The PLE has been mum with regards to the knockout tournament, which were a welcome respite for the teams with the cash prizes and The Swazi Bridge has reliably gathered that the three knockout tournaments, the Eswatini Bank Cup, Ingwenyama Cup and the Eswatini Telecom Charity Cup would not be returning any time soon. With EPTC MD Themba Khumalo’s first task being retrieving the parastatal from the economic cesspit it is in after years of maladministration, sponsoring a football knockout is the least of his priorities.

The parastatal is currently struggling to pay its suppliers on time and as noble as the tournament was in helping the needy, there are no funds to finance such an expensive initiative which was beginning to cost the corporation over E5 million per edition. The Ingwenyama Cup, under the current political climate, is not feasible.

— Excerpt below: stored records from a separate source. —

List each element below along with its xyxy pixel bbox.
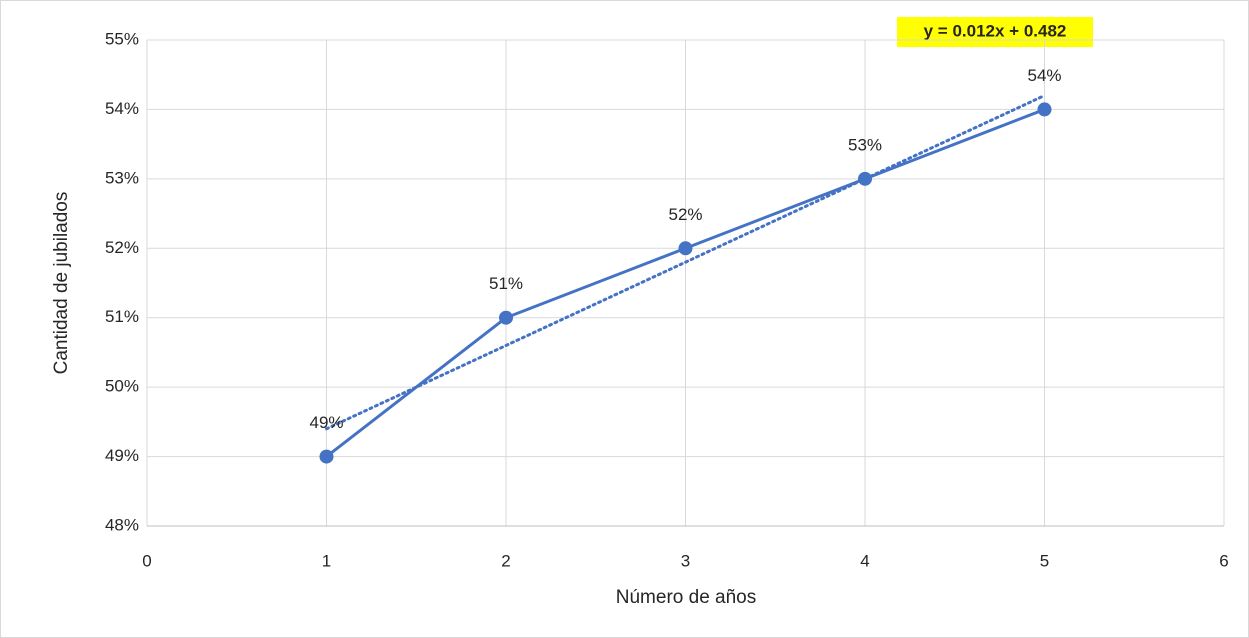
data-point: [1037, 102, 1052, 117]
y-tick-label: 50%: [105, 377, 139, 396]
equation-highlight: [897, 17, 1093, 47]
x-tick-label: 2: [501, 551, 510, 570]
trendline: [325, 94, 1046, 431]
data-label: 49%: [309, 413, 343, 432]
data-point: [678, 241, 693, 256]
y-tick-label: 52%: [105, 238, 139, 257]
y-axis-label: Cantidad de jubilados: [51, 192, 72, 375]
x-tick-label: 4: [860, 551, 869, 570]
data-label: 51%: [489, 274, 523, 293]
x-tick-label: 5: [1040, 551, 1049, 570]
x-tick-label: 3: [681, 551, 690, 570]
y-tick-label: 48%: [105, 515, 139, 534]
y-tick-label: 54%: [105, 99, 139, 118]
x-tick-label: 6: [1219, 551, 1228, 570]
x-axis-label: Número de años: [616, 587, 756, 608]
y-tick-label: 49%: [105, 446, 139, 465]
x-tick-label: 0: [142, 551, 151, 570]
data-label: 52%: [668, 205, 702, 224]
data-label: 53%: [848, 135, 882, 154]
data-label: 54%: [1027, 66, 1061, 85]
y-tick-label: 53%: [105, 168, 139, 187]
y-tick-label: 55%: [105, 29, 139, 48]
trendline-equation: y = 0.012x + 0.482: [924, 21, 1067, 40]
data-point: [499, 310, 513, 325]
data-point: [858, 171, 872, 186]
y-tick-label: 51%: [105, 307, 139, 326]
data-point: [319, 449, 334, 464]
x-tick-label: 1: [322, 551, 331, 570]
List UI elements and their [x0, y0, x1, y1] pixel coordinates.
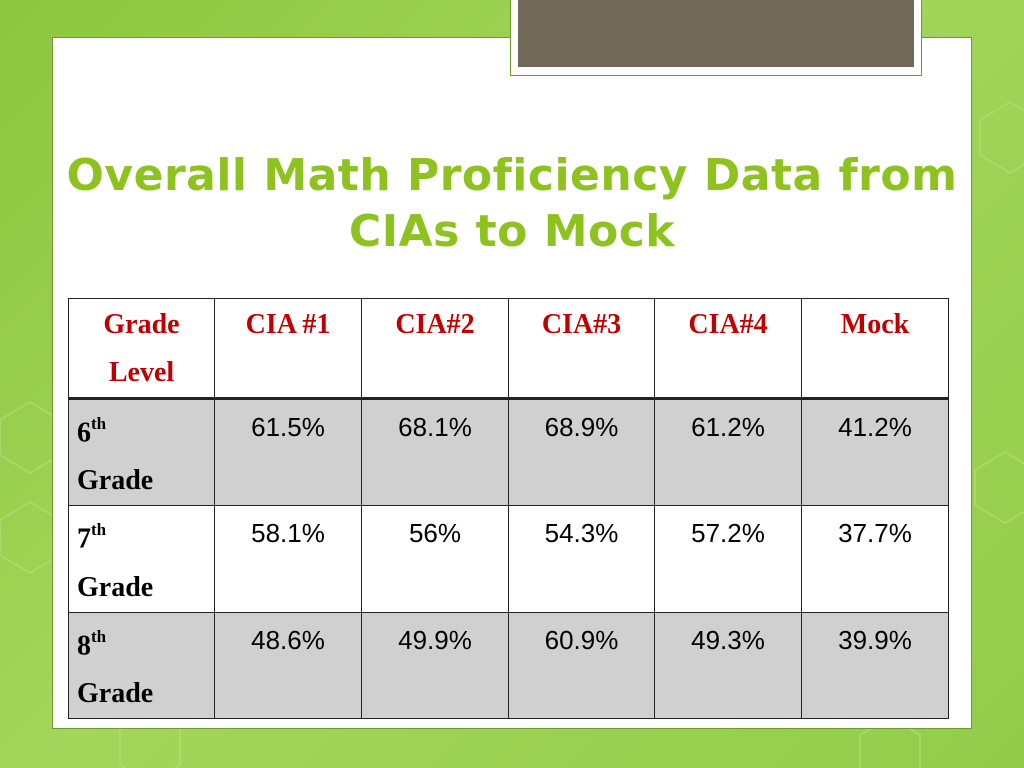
cell-cia-4: 57.2% [654, 505, 802, 613]
cell-cia-1: 48.6% [214, 611, 362, 719]
proficiency-table: Grade Level CIA #1 CIA#2 CIA#3 CIA#4 Moc… [68, 298, 949, 719]
table-row-7th-grade: 7th Grade 58.1% 56% 54.3% 57.2% 37.7% [68, 505, 949, 613]
grade-number: 7 [77, 523, 91, 555]
cell-cia-2: 49.9% [361, 611, 509, 719]
grade-cell: 7th Grade [68, 505, 215, 613]
header-cia-1: CIA #1 [214, 298, 362, 399]
slide-title-line2: CIAs to Mock [348, 206, 676, 257]
grade-suffix: th [91, 626, 107, 646]
cell-cia-1: 61.5% [214, 397, 362, 507]
grade-word: Grade [77, 571, 154, 603]
grade-number: 8 [77, 629, 91, 661]
header-grade-level-line2: Level [108, 357, 175, 388]
grade-number: 6 [77, 417, 91, 449]
slide-title-line1: Overall Math Proficiency Data from [66, 150, 958, 201]
cell-cia-3: 68.9% [508, 397, 655, 507]
grade-word: Grade [77, 465, 154, 497]
table-header-row: Grade Level CIA #1 CIA#2 CIA#3 CIA#4 Moc… [68, 298, 949, 399]
title-tab-placeholder [518, 0, 914, 67]
header-cia-2: CIA#2 [361, 298, 509, 399]
cell-cia-4: 61.2% [654, 397, 802, 507]
table-row-8th-grade: 8th Grade 48.6% 49.9% 60.9% 49.3% 39.9% [68, 611, 949, 719]
header-grade-level-line1: Grade [103, 309, 180, 340]
grade-cell: 6th Grade [68, 397, 215, 507]
cell-cia-3: 54.3% [508, 505, 655, 613]
header-mock: Mock [801, 298, 949, 399]
grade-suffix: th [91, 520, 107, 540]
cell-cia-4: 49.3% [654, 611, 802, 719]
slide-title: Overall Math Proficiency Data from CIAs … [52, 148, 972, 260]
table-row-6th-grade: 6th Grade 61.5% 68.1% 68.9% 61.2% 41.2% [68, 397, 949, 507]
cell-mock: 41.2% [801, 397, 949, 507]
cell-mock: 37.7% [801, 505, 949, 613]
cell-cia-2: 68.1% [361, 397, 509, 507]
grade-word: Grade [77, 677, 154, 709]
cell-cia-3: 60.9% [508, 611, 655, 719]
header-cia-3: CIA#3 [508, 298, 655, 399]
grade-cell: 8th Grade [68, 611, 215, 719]
cell-cia-2: 56% [361, 505, 509, 613]
cell-mock: 39.9% [801, 611, 949, 719]
grade-suffix: th [91, 414, 107, 433]
cell-cia-1: 58.1% [214, 505, 362, 613]
header-cia-4: CIA#4 [654, 298, 802, 399]
header-grade-level: Grade Level [68, 298, 215, 399]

Sources at SMVAF confided to The Swazi Bridge that last year’s sponsorship package was channelled towards the Reconstruction Fund as announced by the tournament’s Patron, His Majesty King Mswati III. Meanwhile the Eswatini Bank in its abridged financial statements released on September 2, 2020 reflected that the bank had made a E64 million loss. 

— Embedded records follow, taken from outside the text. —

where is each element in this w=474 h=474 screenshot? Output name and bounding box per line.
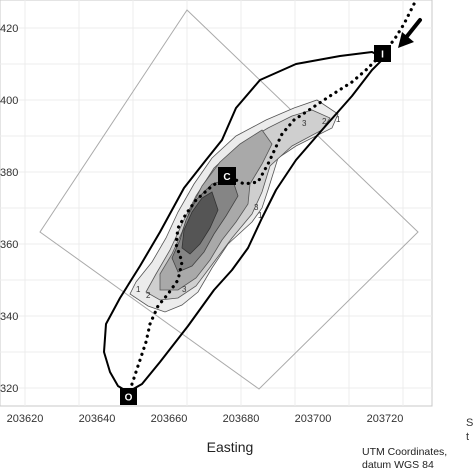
grid-lines [0,0,432,406]
y-tick-label: 420 [0,23,18,35]
y-tick-label: 400 [0,95,18,107]
contour-level-5 [181,191,219,255]
y-tick-label: 360 [0,239,18,251]
marker-center: C [218,167,236,185]
x-tick-label: 203720 [367,413,404,425]
marker-inlet: I [374,45,391,62]
marker-inlet-label: I [381,50,384,61]
cutoff-text-line-1: S [466,417,473,429]
x-axis: 203620 203640 203660 203680 203700 20372… [7,413,404,455]
coordinate-note: UTM Coordinates, datum WGS 84 [362,446,447,472]
marker-outlet: O [120,388,137,405]
marker-outlet-label: O [125,393,133,404]
x-axis-title: Easting [207,439,254,455]
x-tick-label: 203660 [151,413,188,425]
x-tick-label: 203700 [295,413,332,425]
contour-label: 1 [258,211,263,220]
contour-label: 3 [302,119,307,128]
direction-arrow-icon [398,18,422,48]
coordinate-note-line-1: UTM Coordinates, [362,446,448,458]
y-tick-label: 380 [0,167,18,179]
contour-label: 1 [136,285,141,294]
y-tick-label: 340 [0,311,18,323]
density-contours [129,99,339,313]
x-tick-label: 203680 [223,413,260,425]
survey-area-rectangle [39,9,419,390]
coordinate-note-line-2: datum WGS 84 [362,459,434,471]
contour-label: 3 [254,203,259,212]
cutoff-text-line-2: t [466,431,469,443]
contour-label: 2 [322,117,327,126]
plot-panel [0,0,433,407]
contour-label: 2 [146,291,151,300]
y-tick-label: 320 [0,383,18,395]
marker-center-label: C [223,172,230,183]
x-tick-label: 203640 [79,413,116,425]
y-axis: 420 400 380 360 340 320 [0,23,18,395]
contour-labels: 1 2 3 1 2 3 3 1 [136,115,341,300]
x-tick-label: 203620 [7,413,44,425]
contour-label: 3 [182,285,187,294]
contour-label: 1 [336,115,341,124]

As a result, the bank has been cutting down on its Corporate Social Responsibilities and one of the those is the Eswatini Bank Cup which was the biggest single event financed by the bank at the tune of E2.9 million per edition. MTN Eswatini, for the first time ever, has agreed on a one-year contract instead of the usual three years with the sponsorship package remaining at E6 million.

Speaking on condition of anonymity, a former PLE boss said he "personally lost all hope that the sport could survive after the listless Mbabane Highlanders' patrons revoked a contractual agreement giving ownership of the team to Member of Parliament Marwick Khumalo and businessman Zweli Jele". He says this is because of the fact that other than Motsa, these two were the last administrators with the desired pedigree to persuade the corporate world to sponsor and support the beautiful game.

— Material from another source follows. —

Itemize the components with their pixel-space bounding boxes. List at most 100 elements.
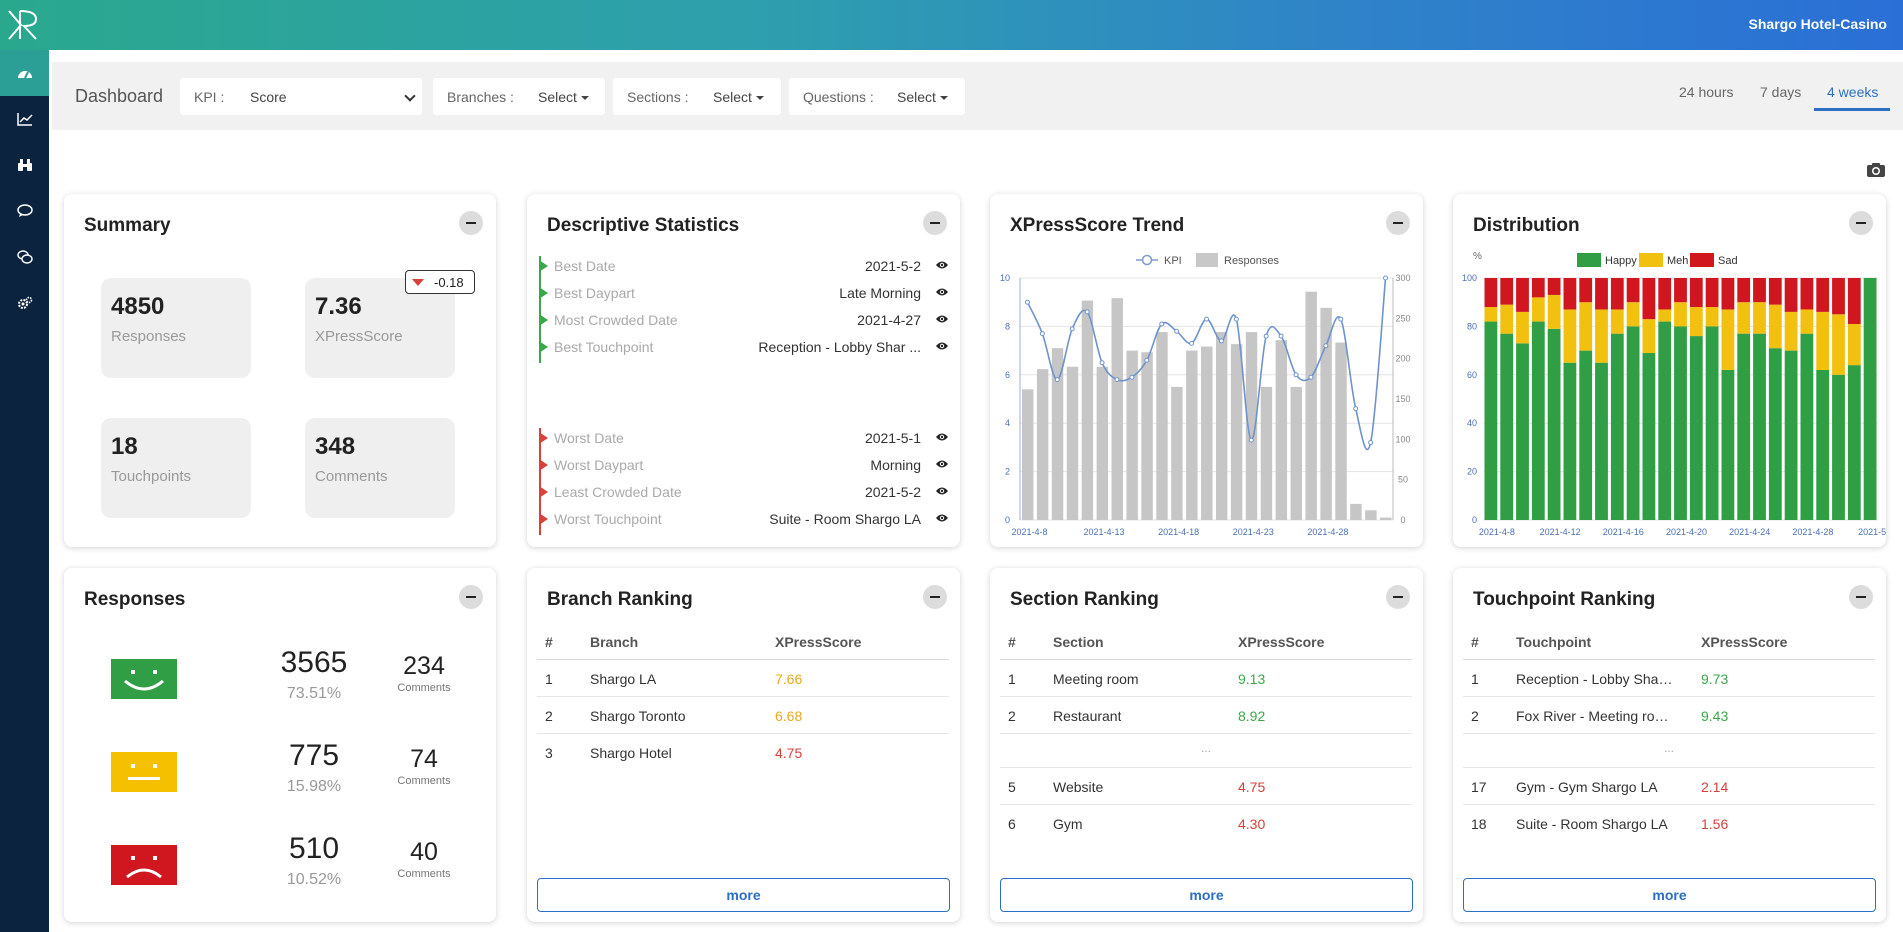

Clearly, priorities have changed with the ‘Captains of the Industry’ and the football leadership without the persuasive clout, political influence and marketing savvy are clutching at straws as the effects of the COVID-19 pandemic become a reality with each passing day. With a no Victor Gamedze clone in our midst, and teething administration flaws in particular at the PLE, where the Chairman, Mark Carmichael increasingly looks out of the depth and the newly-elected Eswatini Football Association (EFA) president, Peter ‘Samora’ Simelane still on his honeymoon, the future looks bleak for Eswatini football. Yes, maybe Moses Motsa was right, the bullet(s) that claimed Gamedze's life also condemned  the popular sport to the doldrums of history.